What are the default policies?

When you install Sophos Enterprise Console, default policies are created for you.

Note Some features will be unavailable if your license does not include them.

Updating policy

The default updating policy in a fresh installation of Sophos Enterprise Console provides:

  • Automatic updating of computers every 10 minutes from the default location. The default location is a UNC share \\<ComputerName>\SophosUpdate, where ComputerName is the name of the computer where the update manager is installed.

Anti-virus and HIPS policy

The default anti-virus and HIPS policy in a fresh installation of Sophos Enterprise Console provides:

  • On-access scanning for viruses, Trojans, worms, spyware, and adware and other potentially unwanted applications (but not suspicious files).
  • Detection of buffer overflows, malicious and suspicious behavior of programs running on the system, and malicious network traffic.
  • Blocking of access to websites that are known to host malware.
  • Scanning of content downloaded from the internet.
  • Security alerts displayed on the desktop of the affected computer and added to the event log.

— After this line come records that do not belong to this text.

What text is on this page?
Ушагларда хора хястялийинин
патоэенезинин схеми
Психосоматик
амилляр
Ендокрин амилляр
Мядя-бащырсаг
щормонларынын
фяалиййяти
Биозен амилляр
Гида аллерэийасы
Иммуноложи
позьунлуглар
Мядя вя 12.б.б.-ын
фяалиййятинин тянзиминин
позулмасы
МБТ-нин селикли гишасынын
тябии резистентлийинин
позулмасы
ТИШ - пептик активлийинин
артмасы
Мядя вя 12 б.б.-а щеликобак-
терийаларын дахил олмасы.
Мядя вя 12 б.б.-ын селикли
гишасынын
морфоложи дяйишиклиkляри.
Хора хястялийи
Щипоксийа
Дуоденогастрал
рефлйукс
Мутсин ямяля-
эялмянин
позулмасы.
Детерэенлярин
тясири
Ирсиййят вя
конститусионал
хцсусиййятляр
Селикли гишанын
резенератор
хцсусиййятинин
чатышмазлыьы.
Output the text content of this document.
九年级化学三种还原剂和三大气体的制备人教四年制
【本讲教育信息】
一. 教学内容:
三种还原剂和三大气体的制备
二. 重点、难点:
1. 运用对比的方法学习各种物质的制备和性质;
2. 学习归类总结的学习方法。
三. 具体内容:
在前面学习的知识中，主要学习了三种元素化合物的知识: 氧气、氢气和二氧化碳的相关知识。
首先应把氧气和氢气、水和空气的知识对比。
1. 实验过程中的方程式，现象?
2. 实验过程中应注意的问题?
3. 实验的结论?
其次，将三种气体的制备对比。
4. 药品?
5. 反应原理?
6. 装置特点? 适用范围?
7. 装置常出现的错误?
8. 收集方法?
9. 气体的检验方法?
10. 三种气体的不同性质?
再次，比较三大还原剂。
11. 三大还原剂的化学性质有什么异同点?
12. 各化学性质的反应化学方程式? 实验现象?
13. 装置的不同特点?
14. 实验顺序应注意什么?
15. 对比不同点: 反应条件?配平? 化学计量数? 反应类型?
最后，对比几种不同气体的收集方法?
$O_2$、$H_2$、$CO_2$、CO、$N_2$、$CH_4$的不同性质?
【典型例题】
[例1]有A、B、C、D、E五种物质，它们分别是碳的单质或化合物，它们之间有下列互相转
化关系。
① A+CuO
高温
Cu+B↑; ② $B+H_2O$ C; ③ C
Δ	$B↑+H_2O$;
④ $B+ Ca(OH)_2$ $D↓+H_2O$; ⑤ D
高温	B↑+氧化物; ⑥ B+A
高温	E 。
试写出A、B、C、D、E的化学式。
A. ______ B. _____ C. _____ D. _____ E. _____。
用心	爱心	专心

For a full list of the default settings for the Anti-virus and HIPS policy in a fresh installation of Enterprise Console, go to knowledgebase article 27267.

Application control policy

By default, all applications and application types are allowed. On-access scanning for applications you may want to control on your network is disabled.

Firewall policy

By default, the Sophos Client Firewall is enabled and blocks all non-essential traffic. Before you use it throughout your network, you should configure it to allow the applications you want to use. See Set up a basic firewall policy.

For a full list of the default firewall settings, see knowledgebase article 57757.

Data control policy

By default, data control is turned off and no rules are specified to monitor or restrict the transfer of files to the internet or storage devices.

Device control policy

By default, device control is turned off and all devices are allowed.

Patch policy

By default, patch assessment is turned off. For new patch policies, assessment is turned on. Once patch assessment is turned on, computers are assessed daily for missing patches (unless you have changed the patch assessment interval).

Tamper protection policy

By default, tamper protection is turned off and no password is specified to allow authorized endpoint users to re-configure, disable or uninstall Sophos security software.

Web control policy

By default, web control is turned off, and users can visit any site that is not restricted as part of the Sophos Enterprise Console web protection. See Web protection.

Exploit prevention policy

By default, exploit prevention is turned on. See Exploit prevention policy.